- O zindanda, kıyas kabul etmez bir zevkle bedenin duyguları, adeta dikilmiş bir ağaç gibi güzelce açıldı.
- اندر آن زندان ز ذوق بیقیاس ** خوش شکفت از غرس جسم تو حواس
- O rahimden çıkmak sana pek güç gelirdi. Ananın kasığından arkaya doğru kaçardın.
- زان رحم بیرون شدن بر تو درشت ** میگریزی از زهارش سوی پشت
- Lezzet dışardan gelmez içten gelir. Bunu böyle bil. Köşkleri kaleleri aramayı ahmaklık say. 3420
- راه لذت از درون دان نه از برون ** ابلهی دان جستن قصر و حصون
- Birisi Mescit bucağında sarhoş ve neşelidir. Öbürü bağda bahçede suratını asar, muradına erişmez, bir zevk bulamaz.
- آن یکی در کنج مسجد مست و شاد ** وآن دگر در باغ ترش و بیمراد
- Köşk bir şey değildir. Bedenini yık. Define yıkık yerdedir a benim beyim.
- قصر چیزی نیست ویران کن بدن ** گنج در ویرانیست ای میر من
- Görmüyor musun bunu? Şarap meclisinde sarhoş, yıkılınca zevk alıyor.
- این نمیبینی که در بزم شراب ** مست آنگه خوش شود کو شد خراب
- Ev suretlerle dolu ama yık onu. Yık da defineyi bul sonra yine yap.
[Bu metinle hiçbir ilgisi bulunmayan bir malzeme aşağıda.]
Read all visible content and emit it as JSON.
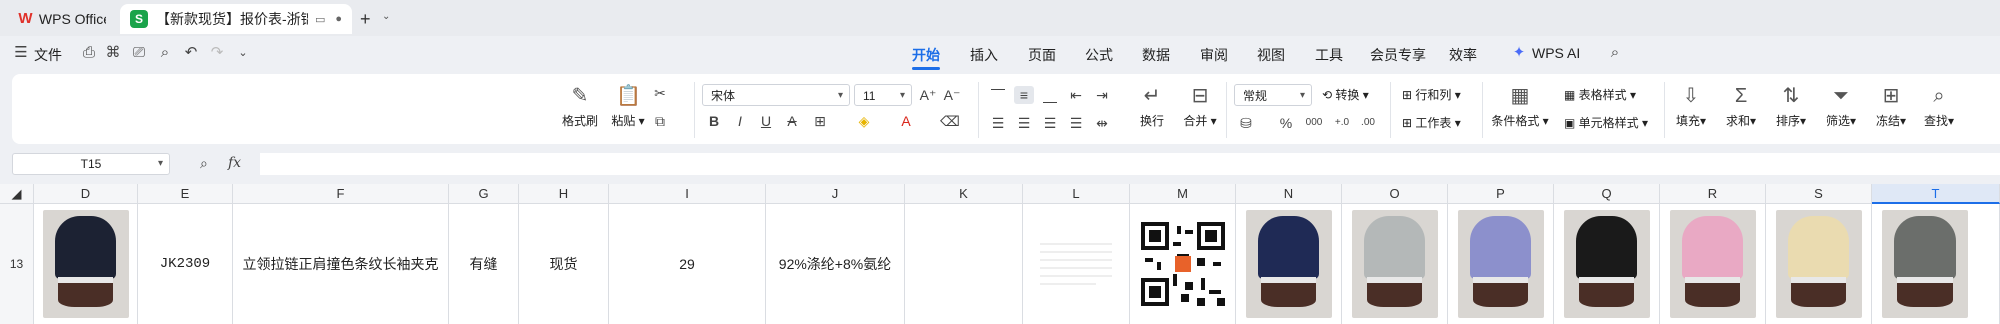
{
  "tabs": {
    "app_tab": "WPS Office",
    "doc_tab": "【新款现货】报价表-浙锦瑞恒"
  },
  "menu": {
    "file": "文件",
    "items": [
      "开始",
      "插入",
      "页面",
      "公式",
      "数据",
      "审阅",
      "视图",
      "工具",
      "会员专享",
      "效率"
    ],
    "wps_ai": "WPS AI"
  },
  "ribbon": {
    "format_painter": "格式刷",
    "paste": "粘贴",
    "font_name": "宋体",
    "font_size": "11",
    "wrap": "换行",
    "merge": "合并",
    "number_format": "常规",
    "convert": "转换",
    "rows_cols": "行和列",
    "worksheet": "工作表",
    "cond_format": "条件格式",
    "table_style": "表格样式",
    "cell_style": "单元格样式",
    "fill": "填充",
    "sum": "求和",
    "sort": "排序",
    "filter": "筛选",
    "freeze": "冻结",
    "find": "查找",
    "pct": "%",
    "thousands": "000"
  },
  "formula_bar": {
    "cell_ref": "T15",
    "fx": "fx"
  },
  "columns": [
    "D",
    "E",
    "F",
    "G",
    "H",
    "I",
    "J",
    "K",
    "L",
    "M",
    "N",
    "O",
    "P",
    "Q",
    "R",
    "S",
    "T"
  ],
  "row": {
    "number": "13",
    "style_no": "JK2309",
    "description": "立领拉链正肩撞色条纹长袖夹克",
    "seam": "有缝",
    "stock": "现货",
    "qty": "29",
    "fabric": "92%涤纶+8%氨纶"
  },
  "photos": [
    "#1c2233",
    "#1f2a55",
    "#b4b8b8",
    "#8c90cc",
    "#1a1a1a",
    "#e9a9c4",
    "#eadbb0",
    "#6b6e6b"
  ],
  "colors": {
    "accent": "#1c6ee8",
    "wps_red": "#e0322b",
    "sheet_green": "#1aa34a"
  }
}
- گرچه پر نقش است خانه بر کنش ** گنج جو و از گنج آبادان کنش
- Tasvir ve hayal nakışlarıyla dolu bir ev. Şu resimler de vuslat definesinin üstüne çekilmiş perdeye benzer. 3425
- خانهی پر نقش تصویر و خیال ** وین صور چون پرده بر گنج وصال
- Şu gönülde suretler coşup duruyor ya. Onların hepsi, definenin ışığı, altınların parlayışı.
- پرتو گنجست و تابشهای زر ** که درین سینه همیجوشد صور
- Su, arı durudur, fakat üstünü köpük kaplamış köpük, suya bir şey vurmasına mani oluyor.